The Daily Telegraph

It is time that Ukip faced its final curtain

- Establishe­d 1855

Is the party finally over for Ukip? The soap opera travails of Henry Bolton, the fifth leader in 18 months, would appear to presage its demise amid falling membership, collapsing support and, above all, Brexit. In an act of what looks like forlorn defiance, Mr Bolton yesterday declined to succumb to the controvers­y over his private life, which has triggered a wave of resignatio­ns by members of his top team. He has decided to face down his critics and appeal to the party membership for support, though there is little evidence that they want him to stay, either.

Many have voiced their dismay over his affair with a colleague nearly 30 years his junior and the peremptory treatment of his wife and mother of his children. While these are private matters they are seen to reflect poor judgment from a leader who has made little impact since taking over last September.

Ukip has never really been a convention­al political party, more a single-issue movement. Like the Corn Law reformers and Imperial preference campaigner­s of yore, it was formed to represent a strand of political opinion that the mainstream parties tolerated as a fringe, albeit occasional­ly influentia­l, grouping within their ranks.

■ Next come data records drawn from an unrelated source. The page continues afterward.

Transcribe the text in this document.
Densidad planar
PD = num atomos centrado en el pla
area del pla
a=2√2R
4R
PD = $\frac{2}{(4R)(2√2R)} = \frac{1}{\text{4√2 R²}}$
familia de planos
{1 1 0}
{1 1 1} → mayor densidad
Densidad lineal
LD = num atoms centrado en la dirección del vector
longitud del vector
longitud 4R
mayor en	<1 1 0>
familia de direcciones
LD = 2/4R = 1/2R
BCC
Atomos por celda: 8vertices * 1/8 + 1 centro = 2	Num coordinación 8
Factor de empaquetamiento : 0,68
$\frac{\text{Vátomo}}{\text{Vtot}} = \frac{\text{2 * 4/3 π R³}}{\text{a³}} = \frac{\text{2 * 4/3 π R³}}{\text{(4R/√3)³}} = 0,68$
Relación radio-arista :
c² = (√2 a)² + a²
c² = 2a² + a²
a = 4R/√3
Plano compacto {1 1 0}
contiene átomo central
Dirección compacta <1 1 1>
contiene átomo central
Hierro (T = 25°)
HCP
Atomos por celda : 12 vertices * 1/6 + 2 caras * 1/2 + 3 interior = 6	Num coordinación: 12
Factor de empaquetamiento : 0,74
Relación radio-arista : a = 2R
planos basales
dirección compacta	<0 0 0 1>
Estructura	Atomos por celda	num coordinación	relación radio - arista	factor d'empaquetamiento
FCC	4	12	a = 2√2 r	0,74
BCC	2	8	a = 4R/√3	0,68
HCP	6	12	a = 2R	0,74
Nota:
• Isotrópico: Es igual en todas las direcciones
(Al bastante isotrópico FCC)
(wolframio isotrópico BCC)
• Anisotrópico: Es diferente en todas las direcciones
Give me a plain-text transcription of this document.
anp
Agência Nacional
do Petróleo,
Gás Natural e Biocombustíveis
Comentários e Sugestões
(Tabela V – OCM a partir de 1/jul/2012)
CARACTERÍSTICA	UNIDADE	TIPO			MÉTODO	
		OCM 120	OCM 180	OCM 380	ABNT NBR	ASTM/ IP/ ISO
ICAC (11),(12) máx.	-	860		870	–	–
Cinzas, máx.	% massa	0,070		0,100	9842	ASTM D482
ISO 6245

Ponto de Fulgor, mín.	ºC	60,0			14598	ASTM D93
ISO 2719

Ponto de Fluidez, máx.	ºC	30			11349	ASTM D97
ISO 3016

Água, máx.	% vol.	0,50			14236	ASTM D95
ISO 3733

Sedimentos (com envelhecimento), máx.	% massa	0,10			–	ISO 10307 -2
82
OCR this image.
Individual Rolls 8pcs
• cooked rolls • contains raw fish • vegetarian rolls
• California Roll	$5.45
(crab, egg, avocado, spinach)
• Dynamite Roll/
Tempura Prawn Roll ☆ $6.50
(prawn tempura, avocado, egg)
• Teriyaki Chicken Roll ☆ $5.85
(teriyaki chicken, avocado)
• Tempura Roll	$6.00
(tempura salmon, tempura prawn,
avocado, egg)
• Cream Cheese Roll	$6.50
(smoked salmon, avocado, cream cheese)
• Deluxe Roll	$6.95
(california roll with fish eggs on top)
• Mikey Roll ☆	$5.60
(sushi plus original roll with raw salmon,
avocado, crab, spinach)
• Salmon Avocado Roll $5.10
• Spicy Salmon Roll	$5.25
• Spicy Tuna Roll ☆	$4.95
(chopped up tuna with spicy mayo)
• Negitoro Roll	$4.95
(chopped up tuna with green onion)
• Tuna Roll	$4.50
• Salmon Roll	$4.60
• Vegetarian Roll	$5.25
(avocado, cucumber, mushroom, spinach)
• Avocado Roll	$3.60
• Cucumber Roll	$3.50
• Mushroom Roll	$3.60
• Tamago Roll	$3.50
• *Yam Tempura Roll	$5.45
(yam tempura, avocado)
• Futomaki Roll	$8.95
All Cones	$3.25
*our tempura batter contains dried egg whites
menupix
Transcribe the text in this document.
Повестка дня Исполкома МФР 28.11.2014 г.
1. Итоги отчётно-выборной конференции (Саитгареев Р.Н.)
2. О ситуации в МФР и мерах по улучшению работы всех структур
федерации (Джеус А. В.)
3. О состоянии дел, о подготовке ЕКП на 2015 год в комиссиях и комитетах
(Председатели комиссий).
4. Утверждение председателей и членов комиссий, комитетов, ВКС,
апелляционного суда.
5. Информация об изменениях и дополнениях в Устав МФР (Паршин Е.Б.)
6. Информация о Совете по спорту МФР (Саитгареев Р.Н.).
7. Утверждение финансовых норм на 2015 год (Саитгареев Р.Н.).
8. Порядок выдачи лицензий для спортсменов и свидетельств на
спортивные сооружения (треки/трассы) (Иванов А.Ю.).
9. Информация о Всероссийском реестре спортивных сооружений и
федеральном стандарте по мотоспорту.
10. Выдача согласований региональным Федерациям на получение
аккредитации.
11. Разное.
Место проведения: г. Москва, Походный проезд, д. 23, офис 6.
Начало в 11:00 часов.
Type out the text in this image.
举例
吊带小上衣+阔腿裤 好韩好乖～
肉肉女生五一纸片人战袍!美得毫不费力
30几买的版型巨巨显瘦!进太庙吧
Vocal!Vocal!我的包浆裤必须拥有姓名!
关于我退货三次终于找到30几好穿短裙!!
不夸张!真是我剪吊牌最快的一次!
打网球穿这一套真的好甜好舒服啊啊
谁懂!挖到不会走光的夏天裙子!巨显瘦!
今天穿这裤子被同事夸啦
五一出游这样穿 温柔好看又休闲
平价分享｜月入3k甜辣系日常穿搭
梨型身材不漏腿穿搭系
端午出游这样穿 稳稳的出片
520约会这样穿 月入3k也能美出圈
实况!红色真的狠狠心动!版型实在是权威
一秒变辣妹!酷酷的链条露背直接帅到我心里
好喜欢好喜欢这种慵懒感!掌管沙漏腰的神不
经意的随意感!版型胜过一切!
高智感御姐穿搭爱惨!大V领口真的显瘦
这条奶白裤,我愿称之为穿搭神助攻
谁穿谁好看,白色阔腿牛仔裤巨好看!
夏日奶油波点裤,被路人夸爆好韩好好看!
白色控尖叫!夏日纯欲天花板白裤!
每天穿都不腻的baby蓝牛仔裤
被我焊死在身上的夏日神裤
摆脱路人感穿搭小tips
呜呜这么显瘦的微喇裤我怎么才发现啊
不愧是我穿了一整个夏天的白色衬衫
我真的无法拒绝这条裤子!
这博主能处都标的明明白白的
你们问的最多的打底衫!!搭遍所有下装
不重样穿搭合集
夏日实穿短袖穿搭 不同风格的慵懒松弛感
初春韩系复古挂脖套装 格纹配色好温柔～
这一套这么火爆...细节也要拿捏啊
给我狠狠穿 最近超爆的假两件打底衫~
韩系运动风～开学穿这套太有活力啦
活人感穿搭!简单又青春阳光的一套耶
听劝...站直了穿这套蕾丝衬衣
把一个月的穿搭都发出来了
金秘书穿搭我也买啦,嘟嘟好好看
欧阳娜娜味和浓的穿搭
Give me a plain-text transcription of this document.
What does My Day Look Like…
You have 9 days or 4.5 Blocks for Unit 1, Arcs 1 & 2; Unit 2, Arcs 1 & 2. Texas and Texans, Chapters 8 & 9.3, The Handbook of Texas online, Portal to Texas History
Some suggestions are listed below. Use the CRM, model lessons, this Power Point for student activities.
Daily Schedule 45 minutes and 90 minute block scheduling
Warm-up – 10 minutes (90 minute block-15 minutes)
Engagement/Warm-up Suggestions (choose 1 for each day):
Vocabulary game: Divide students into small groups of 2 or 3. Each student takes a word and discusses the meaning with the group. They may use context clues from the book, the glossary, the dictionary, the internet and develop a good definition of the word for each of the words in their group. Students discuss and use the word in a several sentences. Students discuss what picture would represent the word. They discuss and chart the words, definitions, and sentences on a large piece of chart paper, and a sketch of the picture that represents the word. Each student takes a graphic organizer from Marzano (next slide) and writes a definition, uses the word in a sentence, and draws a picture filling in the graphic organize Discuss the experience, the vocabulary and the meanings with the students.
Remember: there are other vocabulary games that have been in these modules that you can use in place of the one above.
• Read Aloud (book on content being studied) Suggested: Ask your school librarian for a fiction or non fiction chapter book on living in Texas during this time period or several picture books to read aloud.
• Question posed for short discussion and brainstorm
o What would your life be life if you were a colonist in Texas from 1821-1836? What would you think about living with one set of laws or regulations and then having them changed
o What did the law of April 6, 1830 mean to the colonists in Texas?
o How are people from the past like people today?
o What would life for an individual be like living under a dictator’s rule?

Ukip was started by a Euroscepti­c academic, Alan Sked, who wanted a referendum on EU membership but doubted the Conservati­ves, and certainly Labour, would ever offer one. That the Conservati­ves eventually did was down to a fear that Ukip had become the repository for the protest vote and would attract disgruntle­d Tory MPS. Two did, indeed, defect, but any potential haemorrhag­e was stemmed by David Cameron’s offer of a referendum. Arguably, he would not have won the 2015 election without that.

While the EU referendum result owed much to Nigel Farage and Ukip delivering voters who no longer trusted the two major parties, the idea that it could morph into a national party offering a range of domestic and foreign policies was always fanciful. Paul Nuttall, a previous leader, tried to challenge Labour in its working-class heartlands but resigned after a disastrous showing in the general election last year.

Its best hopes of becoming something bigger always lay in losing the referendum, not winning it. In digging in, Mr Bolton said the time had come to end the “factional infighting” inside Ukip. Perhaps the time has actually come to call it a day.